Cipolletta: immediately an Ichino law on trade union representation if there is no agreement between the parties

by Innocenzo Cipolletta* – The country cannot afford union tensions and a new agreement on representation is urgently needed. If an agreement between the parties does not immediately mature, it is necessary to focus on a law that takes its cue from Ichino's proposal to the Senate and which subsequently implements any inter-confederal agreements.

Cipolletta: immediately an Ichino law on trade union representation if there is no agreement between the parties

Italy, which has not yet managed to emerge from the global financial crisis, needs many things, except for a tense climate in industrial relations. With high unemployment, with young people who can't find work, with companies that have a shortage of demand, there's really no reason to have union tensions. Yet we find ourselves with a strong clash in Fiat, where the company is unable to apply an agreement voted by the majority of workers. And now we learn that, on the eve of the negotiation with the ABI, the UIL canceled the 1993 agreement to avoid repeating the union representation criteria set forth in that agreement.

In reality, there is no clash between companies and workers in the country.
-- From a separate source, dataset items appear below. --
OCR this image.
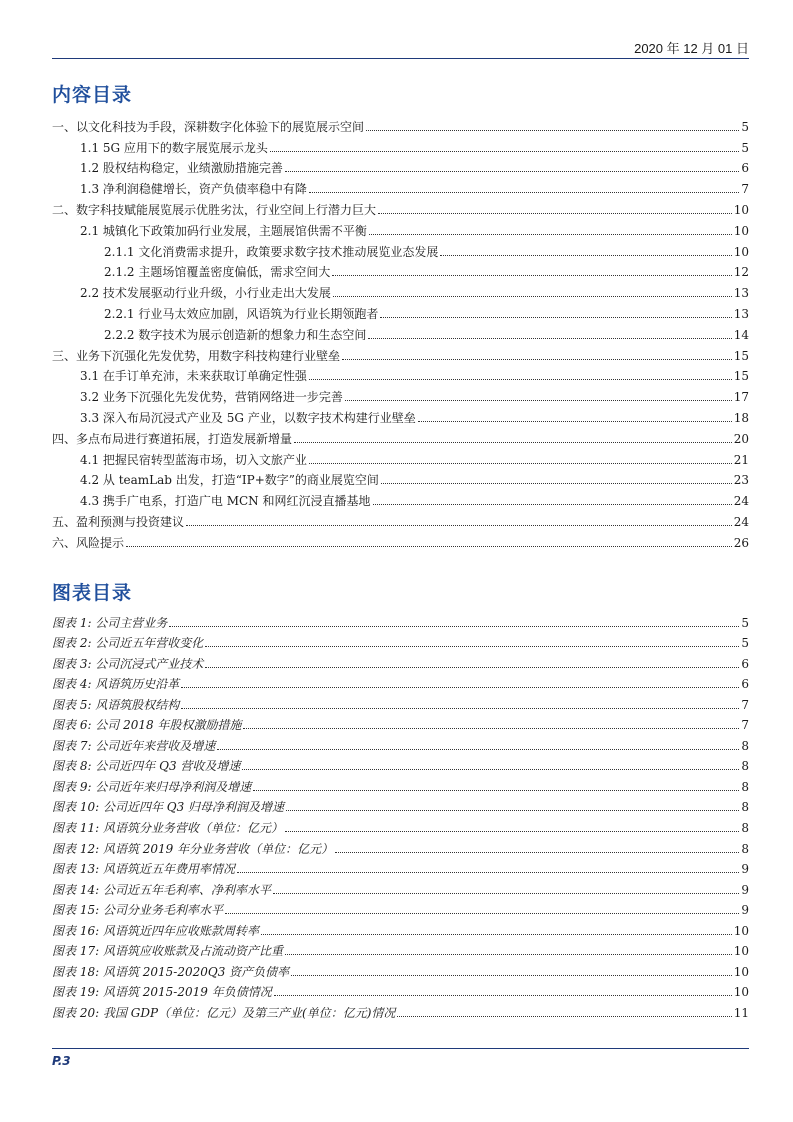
2020 年 12 月 01 日
内容目录
一、以文化科技为手段，深耕数字化体验下的展览展示空间	5
1.1 5G 应用下的数字展览展示龙头	5
1.2 股权结构稳定，业绩激励措施完善	6
1.3 净利润稳健增长，资产负债率稳中有降	7
二、数字科技赋能展览展示优胜劣汰，行业空间上行潜力巨大	10
2.1 城镇化下政策加码行业发展，主题展馆供需不平衡	10
2.1.1 文化消费需求提升，政策要求数字技术推动展览业态发展	10
2.1.2 主题场馆覆盖密度偏低，需求空间大	12
2.2 技术发展驱动行业升级，小行业走出大发展	13
2.2.1 行业马太效应加剧，风语筑为行业长期领跑者	13
2.2.2 数字技术为展示创造新的想象力和生态空间	14
三、业务下沉强化先发优势，用数字科技构建行业壁垒	15
3.1 在手订单充沛，未来获取订单确定性强	15
3.2 业务下沉强化先发优势，营销网络进一步完善	17
3.3 深入布局沉浸式产业及 5G 产业，以数字技术构建行业壁垒	18
四、多点布局进行赛道拓展，打造发展新增量	20
4.1 把握民宿转型蓝海市场，切入文旅产业	21
4.2 从 teamLab 出发，打造“IP+数字”的商业展览空间	23
4.3 携手广电系，打造广电 MCN 和网红沉浸直播基地	24
五、盈利预测与投资建议	24
六、风险提示	26
图表目录
图表 1: 公司主营业务	5
图表 2: 公司近五年营收变化	5
图表 3: 公司沉浸式产业技术	6
图表 4: 风语筑历史沿革	6
图表 5: 风语筑股权结构	7
图表 6: 公司 2018 年股权激励措施	7
图表 7: 公司近年来营收及增速	8
图表 8: 公司近四年 Q3 营收及增速	8
图表 9: 公司近年来归母净利润及增速	8
图表 10: 公司近四年 Q3 归母净利润及增速	8
图表 11: 风语筑分业务营收（单位：亿元）	8
图表 12: 风语筑 2019 年分业务营收（单位：亿元）	8
图表 13: 风语筑近五年费用率情况	9
图表 14: 公司近五年毛利率、净利率水平	9
图表 15: 公司分业务毛利率水平	9
图表 16: 风语筑近四年应收账款周转率	10
图表 17: 风语筑应收账款及占流动资产比重	10
图表 18: 风语筑 2015-2020Q3 资产负债率	10
图表 19: 风语筑 2015-2019 年负债情况	10
图表 20: 我国 GDP（单位：亿元）及第三产业(单位：亿元)情况	11
P.3
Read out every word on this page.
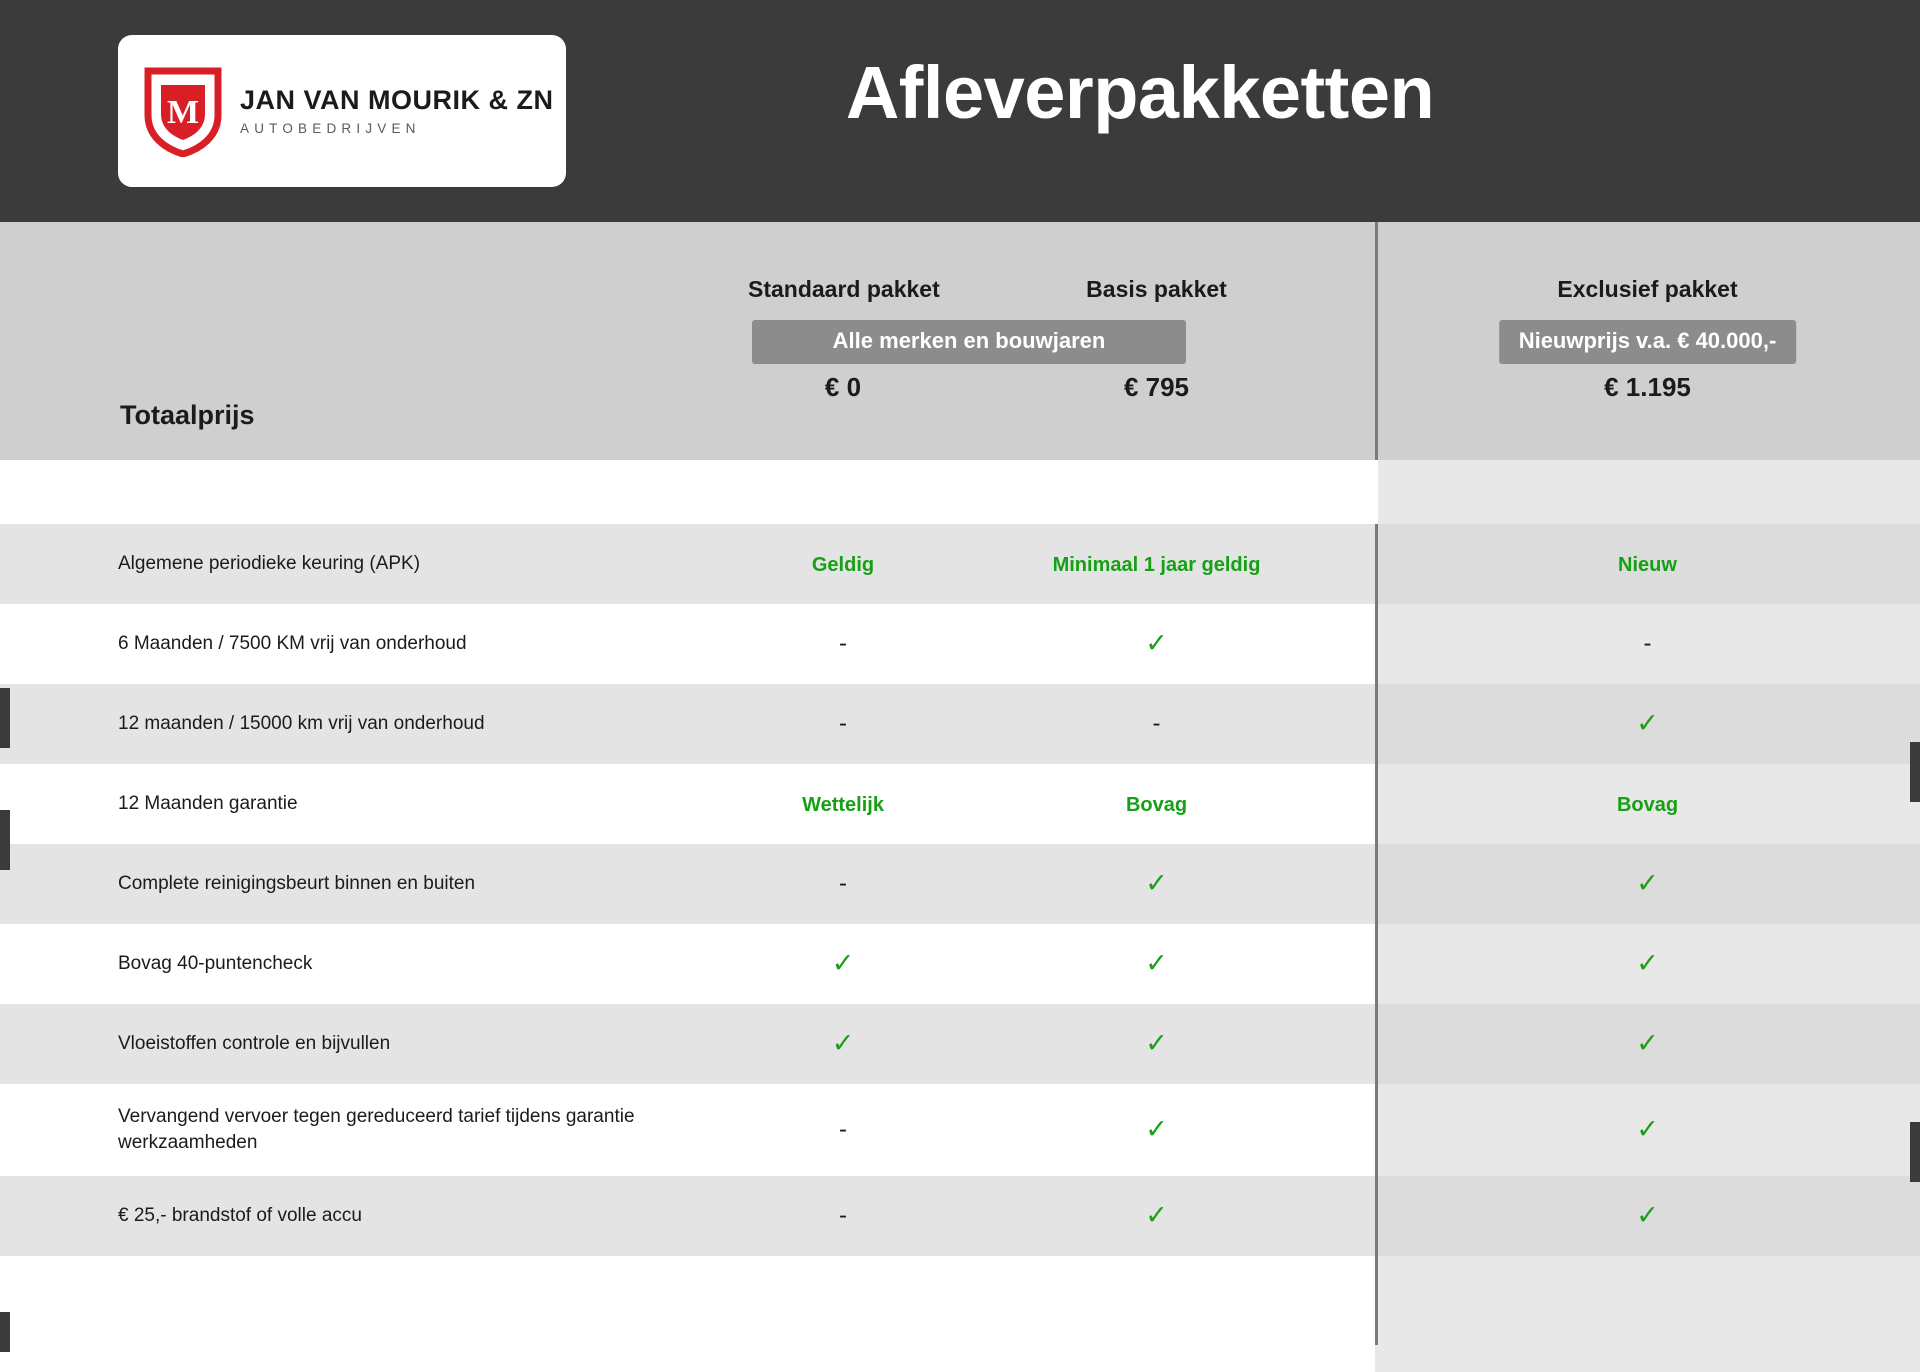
M JAN VAN MOURIK & ZN
AUTOBEDRIJVEN	Afleverpakketten
Totaalprijs

Standaard pakket	Basis pakket
Alle merken en bouwjaren
€ 0	€ 795

Exclusief pakket
Nieuwprijs v.a. € 40.000,-
€ 1.195

Algemene periodieke keuring (APK)	Geldig	Minimaal 1 jaar geldig	Nieuw
6 Maanden / 7500 KM vrij van onderhoud	-	✓	-
12 maanden / 15000 km vrij van onderhoud	-	-	✓
12 Maanden garantie	Wettelijk	Bovag	Bovag
Complete reinigingsbeurt binnen en buiten	-	✓	✓
Bovag 40-puntencheck	✓	✓	✓
Vloeistoffen controle en bijvullen	✓	✓	✓
Vervangend vervoer tegen gereduceerd tarief tijdens garantie werkzaamheden	-	✓	✓
€ 25,- brandstof of volle accu	-	✓	✓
It could be otherwise, given the bad conditions of our economy, where both companies and workers are looking for a way to survive. Instead, there is a clash between the workers' unions, with CGIL on one side and CISL and UIL on the other. And there is the interference of the Minister of Labor who openly sides with CISL and UIL, yearning for a return to the time of the split of the Valentine's agreement of the now long-gone 1984.
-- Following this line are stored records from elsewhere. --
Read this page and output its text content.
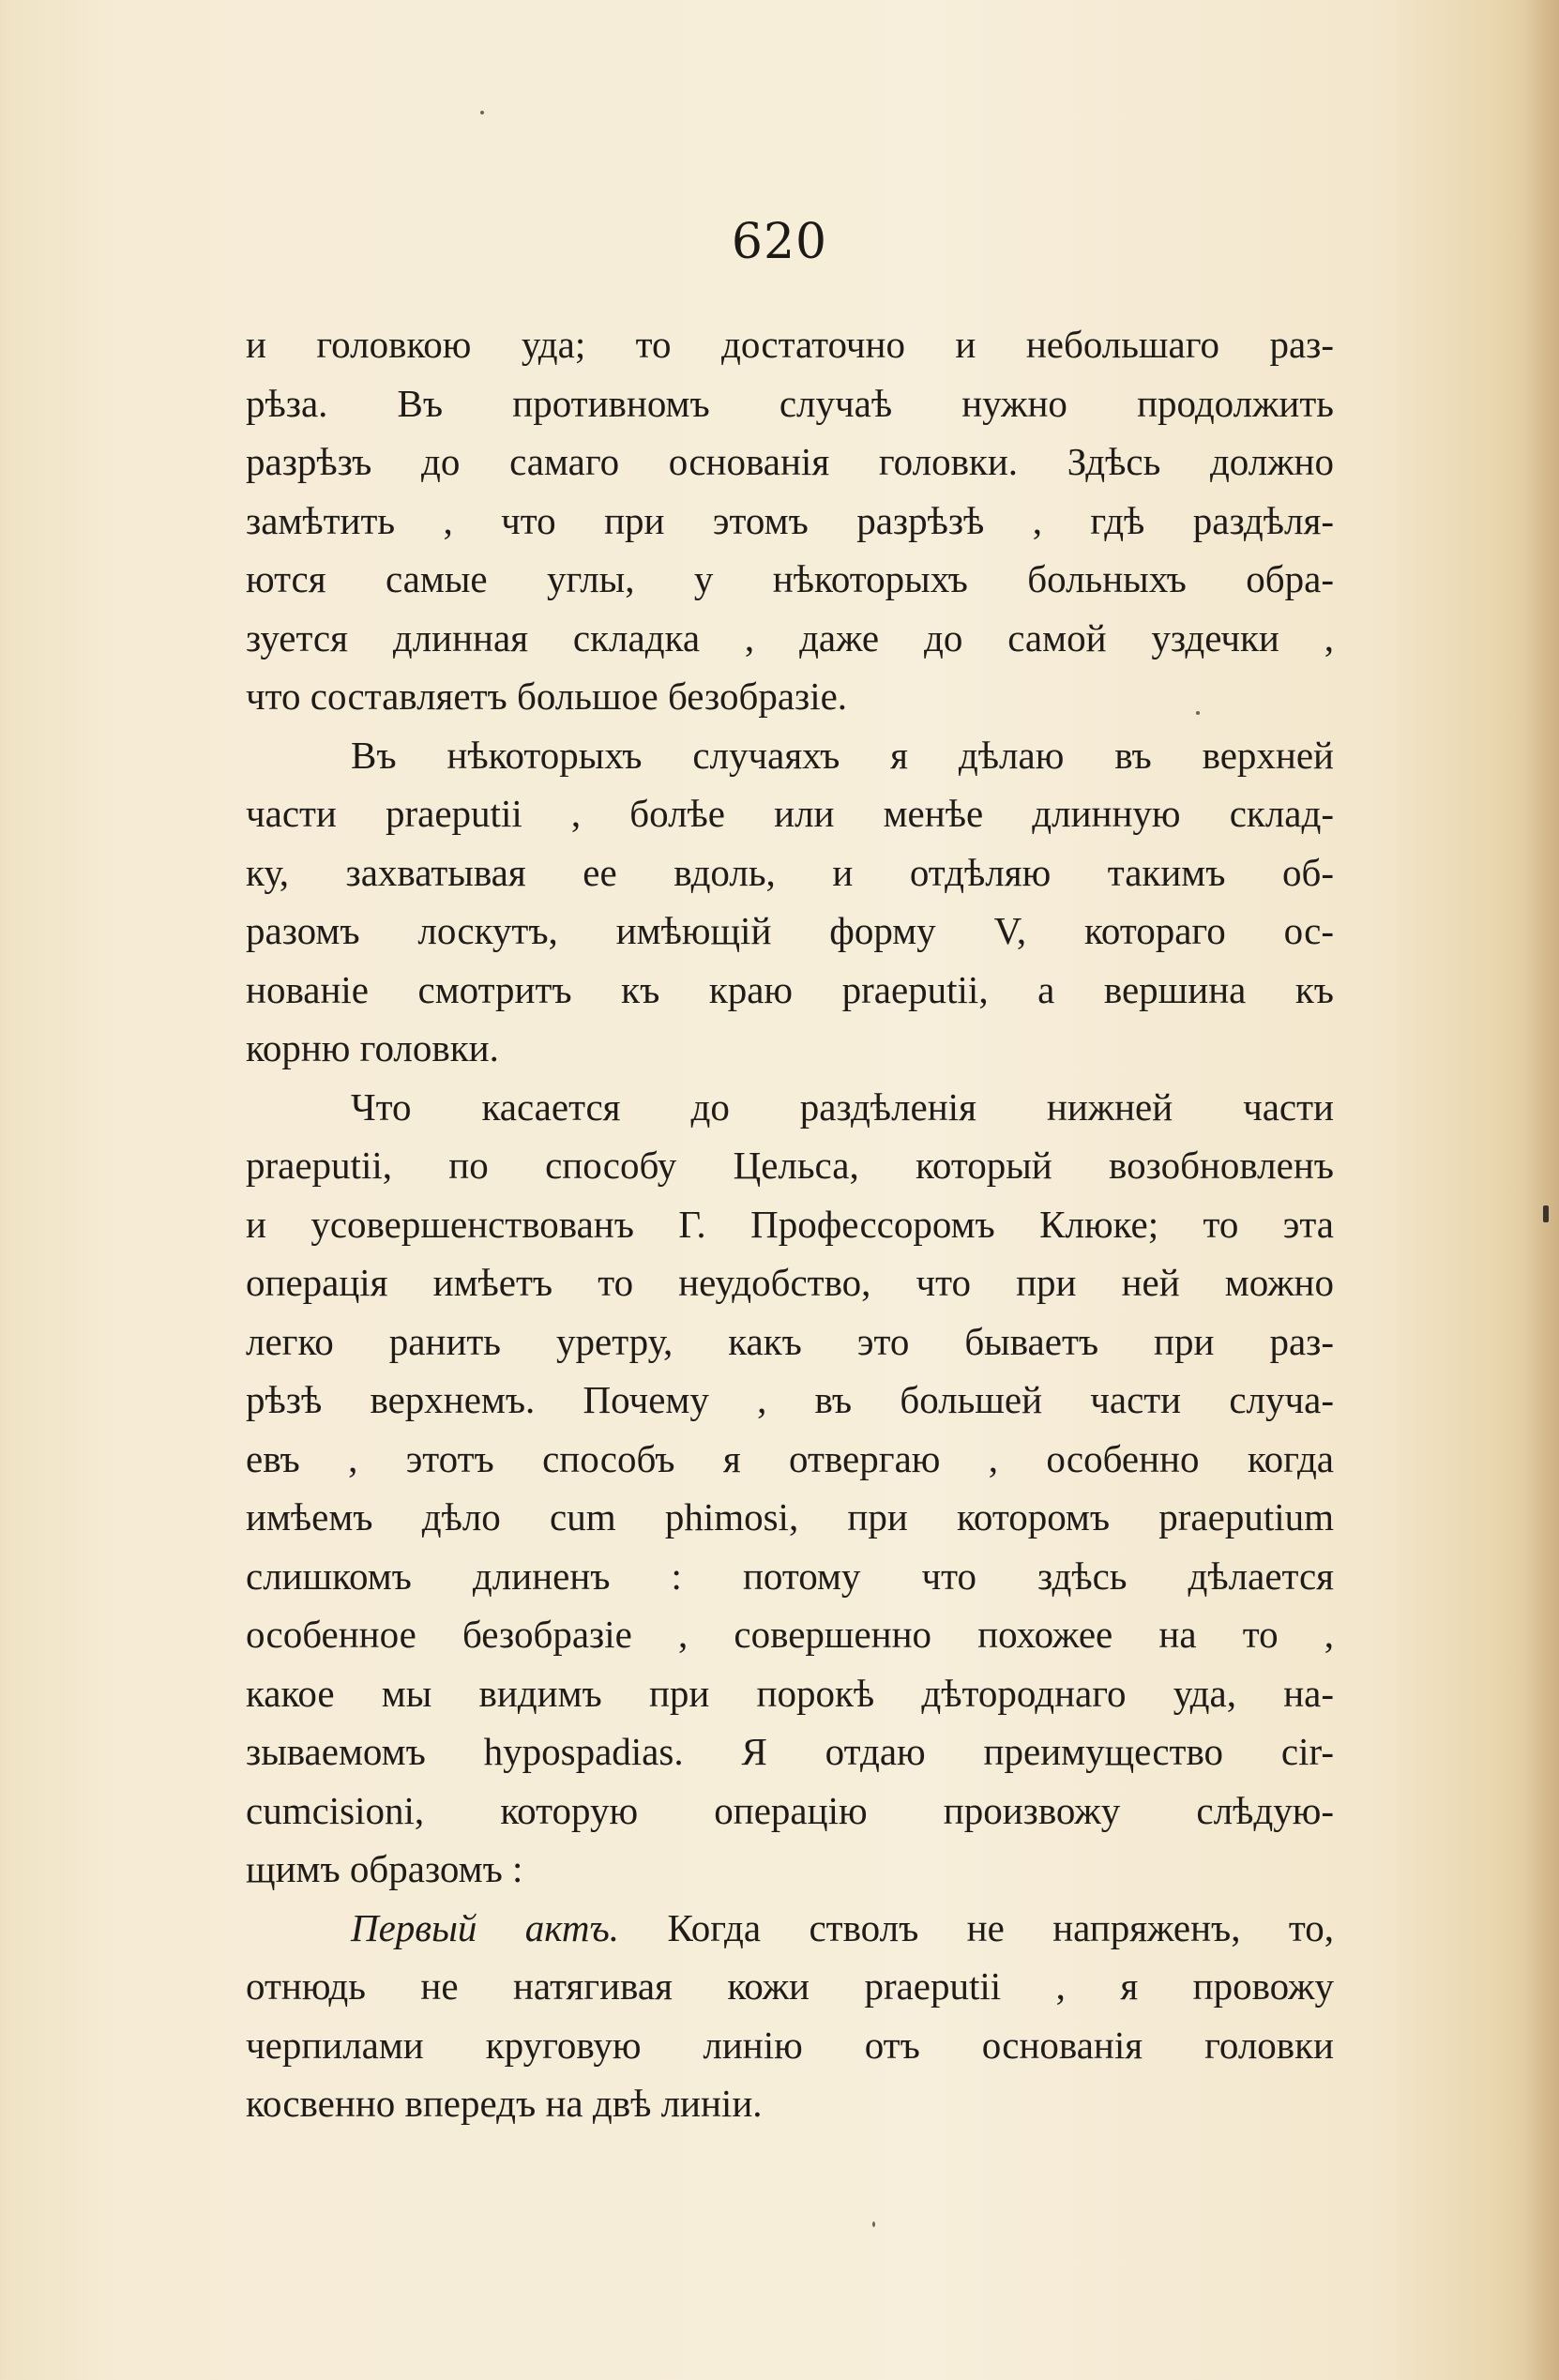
620
и головкою уда; то достаточно и небольшаго раз-
рѣза. Въ противномъ случаѣ нужно продолжить
разрѣзъ до самаго основанія головки. Здѣсь должно
замѣтить , что при этомъ разрѣзѣ , гдѣ раздѣля-
ются самые углы, у нѣкоторыхъ больныхъ обра-
зуется длинная складка , даже до самой уздечки ,
что составляетъ большое безобразіе.
Въ нѣкоторыхъ случаяхъ я дѣлаю въ верхней
части praeputii , болѣе или менѣе длинную склад-
ку, захватывая ее вдоль, и отдѣляю такимъ об-
разомъ лоскутъ, имѣющій форму V, котораго ос-
нованіе смотритъ къ краю praeputii, а вершина къ
корню головки.
Что касается до раздѣленія нижней части
praeputii, по способу Цельса, который возобновленъ
и усовершенствованъ Г. Профессоромъ Клюке; то эта
операція имѣетъ то неудобство, что при ней можно
легко ранить уретру, какъ это бываетъ при раз-
рѣзѣ верхнемъ. Почему , въ большей части случа-
евъ , этотъ способъ я отвергаю , особенно когда
имѣемъ дѣло cum phimosi, при которомъ praeputium
слишкомъ длиненъ : потому что здѣсь дѣлается
особенное безобразіе , совершенно похожее на то ,
какое мы видимъ при порокѣ дѣтороднаго уда, на-
зываемомъ hypospadias. Я отдаю преимущество cir-
cumcisioni, которую операцію произвожу слѣдую-
щимъ образомъ :
Первый актъ. Когда стволъ не напряженъ, то,
отнюдь не натягивая кожи praeputii , я провожу
черпилами круговую линію отъ основанія головки
косвенно впередъ на двѣ линіи.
The climate of confrontation between the unions is so heated that it seems impossible to put them at the same table. Yet an agreement is needed. Not so much to find a new system of industrial relations, which seems impossible with the current positions. But at least to agree on the representation of the workers' unions, when they go to sign agreements. Since it now seems certain that a non-negligible part of the next agreements will see a union split, it is necessary to find a system that establishes when an agreement is considered valid for all workers, because it is signed by the representatives of the majority of the workers themselves.

Bringing everything to a workers' referendum after exhausting negotiations between the parties, as was done in the Fiat case, does not seem to be the best solution. This would end up delegitimizing the unions and transferring the tensions that accompany the stipulation of a contract to every sector and every company. It is therefore necessary that the trade unions, before negotiating, can prove their real representation through the number of members. And if there is no agreement on the criteria of representation, this is the case in which the Government must intervene with a law to impose a simple criterion, which can then be replaced when and if the unions have reached a different agreement. In this sense, Senator Pietro Ichino presented a proposal in 2010 which was also approved by the Senate Labor Commission. We could therefore start from this proposal to define the representativeness of the trade unions. If then the latter, together with Confindustria, are able to find an agreement they deem better, this can be incorporated into the law, as Ichino's proposal itself suggests.

With all the problems in our country, it would be useful to defuse this mine that is producing social tensions that are really not needed.

*Economist, president of UBS Italia and of the University of Trento.